The Rise of Non-Investment Advisors
Removal from the investment process is nearly complete.
Investment advisors are being pushed out of the investment business. The trend started decades ago, and now with the advent of packaged investment products and their enthusiastic embrace by fund companies, individual investors, and even advisors themselves, the trend has perhaps reached its logical conclusion. Advisors have transitioned in both their own minds and in the public’s perception from being investment advisors to being relationship managers. Now, admittedly a huge number of activities occur under the financial planning umbrella, and advisors bring diverse talents to the table as they address a multitude of client needs. Still, the trend of curtailing the advisor role in the investment process is undeniable.
Decades ago, advisors often defined themselves as stock-pickers. Using either their own research or that of their parent brokerage firms, they would construct portfolios of blue-chip stocks and perhaps a few fliers for their clients. They would also ladder bond portfolios or pick a few municipal or utility bonds to add income to the portfolio. No scorecard of their success was kept, but the record was likely spotty. Eventually, the costs and limited diversification of these portfolios came to be seen as disadvantages, especially before deregulated stock trading commissions. Mutual funds presented themselves as a solution, and advisors shed their role as security selectors and adopted the new role of selectors and evaluators of fund managers.
Now freed from the need to be linked to a brokerage firm’s stock research, the independent financial planner movement really took off. With their newfound independence, advisors became investor advocates, searching out the best managers, seeking lower-cost options for their clients. They turned the tables on Wall Street. Rather than selling what they were told to promote, advisors could direct assets to the best managers in the market. While there was much to like with this system, picking managers proved difficult as many muchloved managers stumbled and disappointed. Also, the costs of these investments still took a toll, especially when coupled with the advisors’ fee.
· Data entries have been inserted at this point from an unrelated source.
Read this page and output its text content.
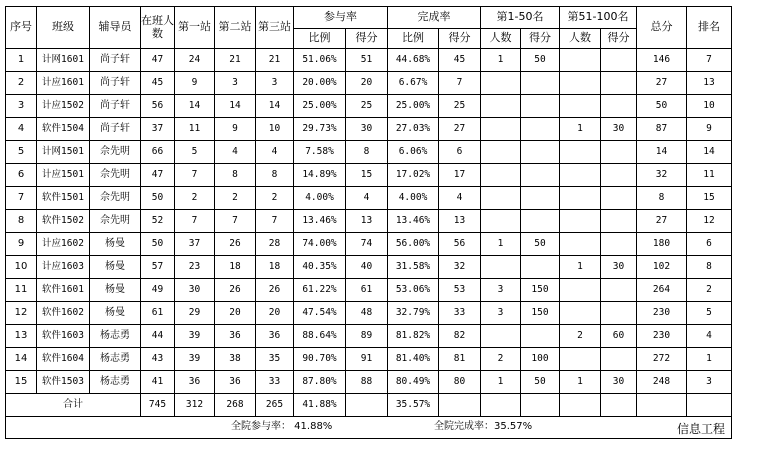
序号	班级	辅导员	在班人数	第一站	第二站	第三站	参与率		完成率		第1-50名		第51-100名		总分	排名
							比例	得分	比例	得分	人数	得分	人数	得分		
1	计网1601	尚子轩	47	24	21	21	51.06%	51	44.68%	45	1	50			146	7
2	计应1601	尚子轩	45	9	3	3	20.00%	20	6.67%	7					27	13
3	计应1502	尚子轩	56	14	14	14	25.00%	25	25.00%	25					50	10
4	软件1504	尚子轩	37	11	9	10	29.73%	30	27.03%	27			1	30	87	9
5	计网1501	佘先明	66	5	4	4	7.58%	8	6.06%	6					14	14
6	计应1501	佘先明	47	7	8	8	14.89%	15	17.02%	17					32	11
7	软件1501	佘先明	50	2	2	2	4.00%	4	4.00%	4					8	15
8	软件1502	佘先明	52	7	7	7	13.46%	13	13.46%	13					27	12
9	计应1602	杨曼	50	37	26	28	74.00%	74	56.00%	56	1	50			180	6
10	计应1603	杨曼	57	23	18	18	40.35%	40	31.58%	32			1	30	102	8
11	软件1601	杨曼	49	30	26	26	61.22%	61	53.06%	53	3	150			264	2
12	软件1602	杨曼	61	29	20	20	47.54%	48	32.79%	33	3	150			230	5
13	软件1603	杨志勇	44	39	36	36	88.64%	89	81.82%	82			2	60	230	4
14	软件1604	杨志勇	43	39	38	35	90.70%	91	81.40%	81	2	100			272	1
15	软件1503	杨志勇	41	36	36	33	87.80%	88	80.49%	80	1	50	1	30	248	3
合计			745	312	268	265	41.88%		35.57%							

全院参与率： 41.88% 全院完成率：35.57% 信息工程																
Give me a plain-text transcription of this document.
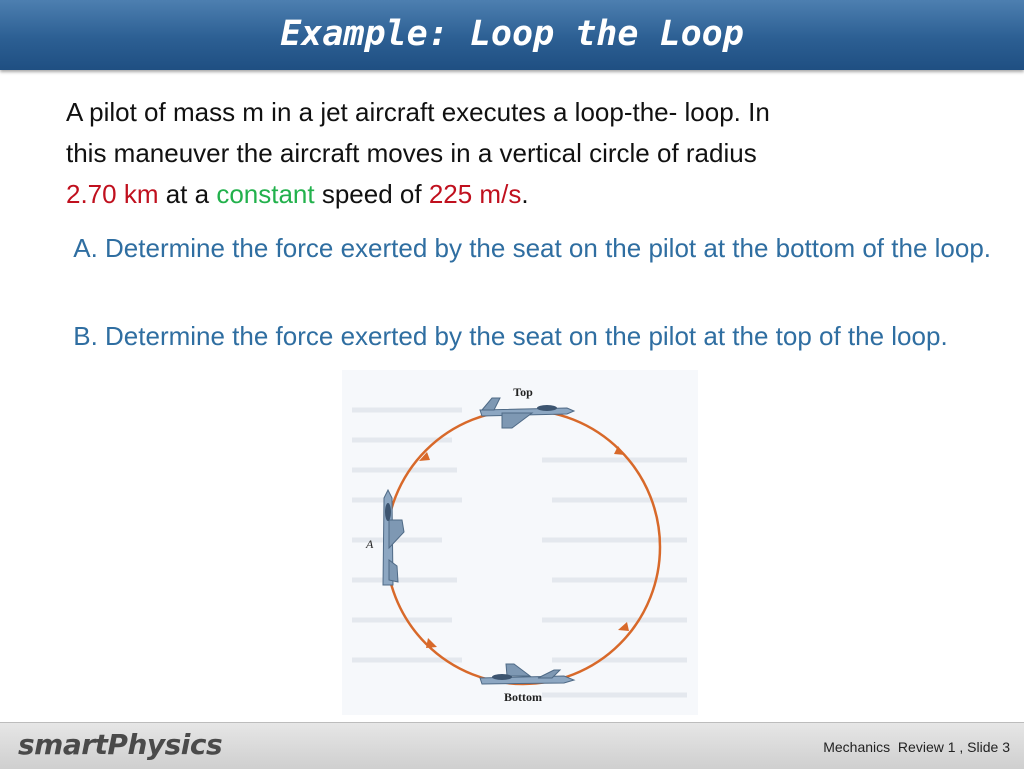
Example: Loop the Loop
A pilot of mass m in a jet aircraft executes a loop-the- loop. In
this maneuver the aircraft moves in a vertical circle of radius
2.70 km at a constant speed of 225 m/s.
A. Determine the force exerted by the seat on the pilot at the bottom of the loop.
B. Determine the force exerted by the seat on the pilot at the top of the loop.
Top
Bottom
A
smartPhysics	Mechanics  Review 1 , Slide 3
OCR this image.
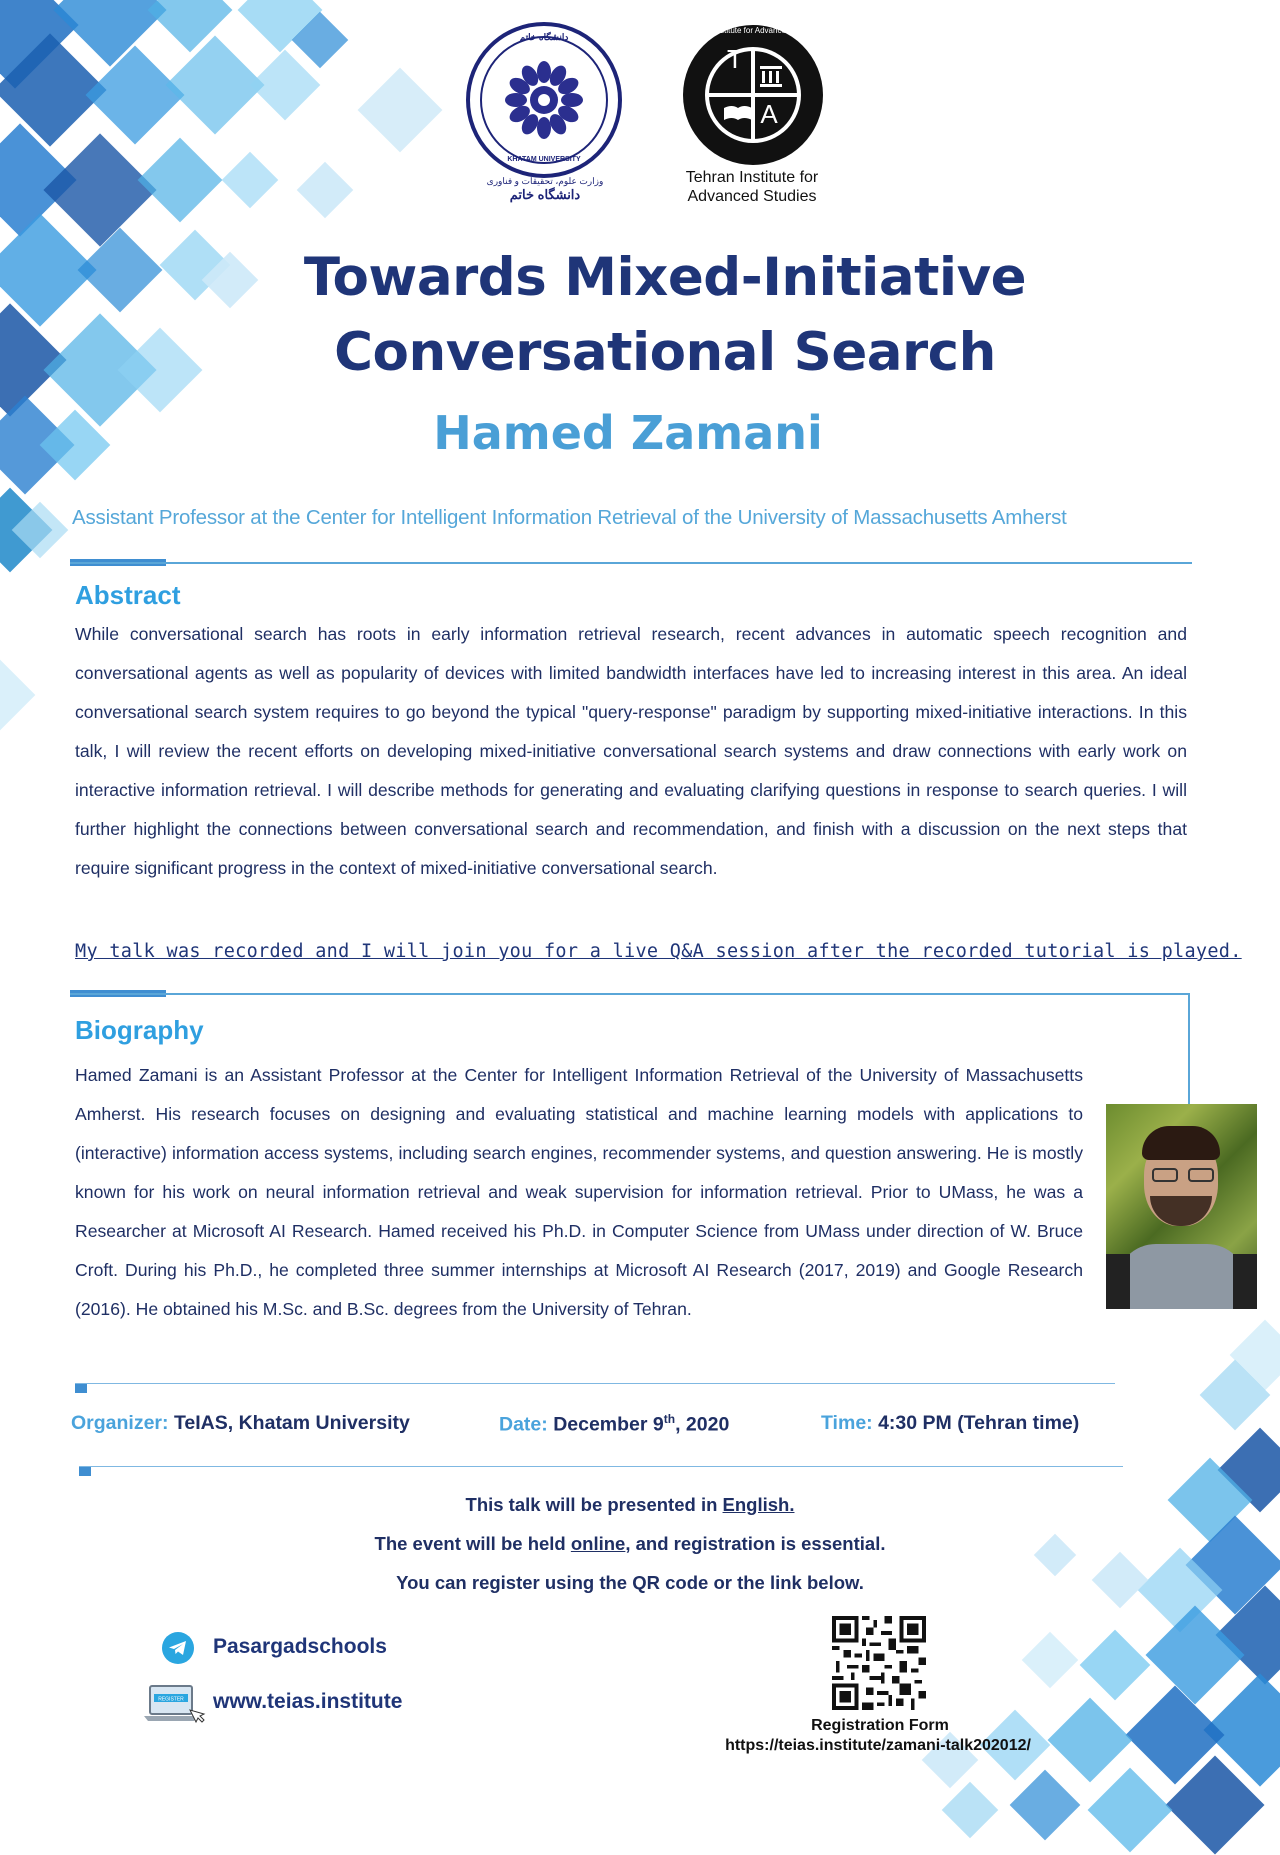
KHATAM UNIVERSITY
دانشگاه خاتم
وزارت علوم، تحقیقات و فناوری
دانشگاه خاتم
T
A
Tehran Institute for Advanced Studies
Tehran Institute for
Advanced Studies
Towards Mixed-Initiative
Conversational Search
Hamed Zamani
Assistant Professor at the Center for Intelligent Information Retrieval of the University of Massachusetts Amherst
Abstract
While conversational search has roots in early information retrieval research, recent advances in automatic speech recognition and conversational agents as well as popularity of devices with limited bandwidth interfaces have led to increasing interest in this area. An ideal conversational search system requires to go beyond the typical "query-response" paradigm by supporting mixed-initiative interactions. In this talk, I will review the recent efforts on developing mixed-initiative conversational search systems and draw connections with early work on interactive information retrieval. I will describe methods for generating and evaluating clarifying questions in response to search queries. I will further highlight the connections between conversational search and recommendation, and finish with a discussion on the next steps that require significant progress in the context of mixed-initiative conversational search.
My talk was recorded and I will join you for a live Q&A session after the recorded tutorial is played.
Biography
Hamed Zamani is an Assistant Professor at the Center for Intelligent Information Retrieval of the University of Massachusetts Amherst. His research focuses on designing and evaluating statistical and machine learning models with applications to (interactive) information access systems, including search engines, recommender systems, and question answering. He is mostly known for his work on neural information retrieval and weak supervision for information retrieval. Prior to UMass, he was a Researcher at Microsoft AI Research. Hamed received his Ph.D. in Computer Science from UMass under direction of W. Bruce Croft. During his Ph.D., he completed three summer internships at Microsoft AI Research (2017, 2019) and Google Research (2016). He obtained his M.Sc. and B.Sc. degrees from the University of Tehran.
Organizer: TeIAS, Khatam University	Date: December 9th, 2020	Time: 4:30 PM (Tehran time)
This talk will be presented in English.
The event will be held online, and registration is essential.
You can register using the QR code or the link below.
Pasargadschools
REGISTER www.teias.institute
Registration Form
https://teias.institute/zamani-talk202012/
It was then that the index revolution took hold. Despite the success many advisors had had in selling funds like those from the Capital Group, academics told advisors they had no business picking investment managers and instead should build portfolios out of index funds. Manager selection was too difficult, they were told, but not to worry, advisors were still left with the mission-critical task of asset allocation, which they were told was where the vast majority of the value was. And with the lower fees from index funds, the advisors’ fee could be more readily justified. If the resulting portfolios looked too much like something the client could do on his or her own, the fund industry offered up exchange-traded funds—some basic, but many exotic—that advisors could use to spice up portfolios and dazzle clients with their responsiveness to that week’s hot topic. That this was all done with an academic halo of cost reduction and market efficiency made this approach seem all the better.
Today, this trend of pushing advisors out of the investment decision-making is reaching its logical conclusion. Advisors are being told that their continued involvement in portfolio construction—even in this greatly diminished capacity of merely stringing together index funds—is still too great. Vanguard’s recent pronouncements under new CEO Tim Buckley signal that firm’s intent to move boldly into services like basic allocation and rebalancing. Vanguard argues that robo-advisors and packaged services are far more efficient at portfolio construction than are advisors. Vanguard maintains that advisors should focus on client relationships, perhaps including behavioral coaching and some more complex financial planning, but certainly advisors should have very little to do with traditional investment selection.
And, thus, the cycle reaches its logical conclusion. Advisors have been increasingly removed from the investment process—first from security selection, then from manager selection, and now from portfolio construction. These trends have advantages. Costs are declining, and diversification is rising. Investors on the whole are likely to be better served, especially beginning investors who benefit from simpler solutions like targetdate funds. Obviously, some advisors will continue to select individual securities, and many will continue to deploy actively managed funds. Most will also continue to have a hand in portfolio construction for now, but the odds are strong that advisors of the future will do less, not more, of these activities.
There’s a great irony that advisors are dialing back their involvement in the investment process at the same time that the independent advisor community is dialing up its rhetoric about being fiduciaries. A fiduciary standard is a wonderful thing and something that is entirely appropriate for someone who is making investment decisions. Surely, fund managers and robo-advisors who craft packaged portfolio solutions should be held to such a high standard. But if advisors don’t pick stocks, don’t pick managers, don’t even determine the asset allocation of a client’s portfolio, should they be held to that same standard? I have great respect for anyone who embraces higher standards, but it’s worth asking: If the advisor’s task no longer includes selecting investments, is a suitability standard perhaps the more appropriate expectation? After all, today’s advisor is not your father’s stockbroker.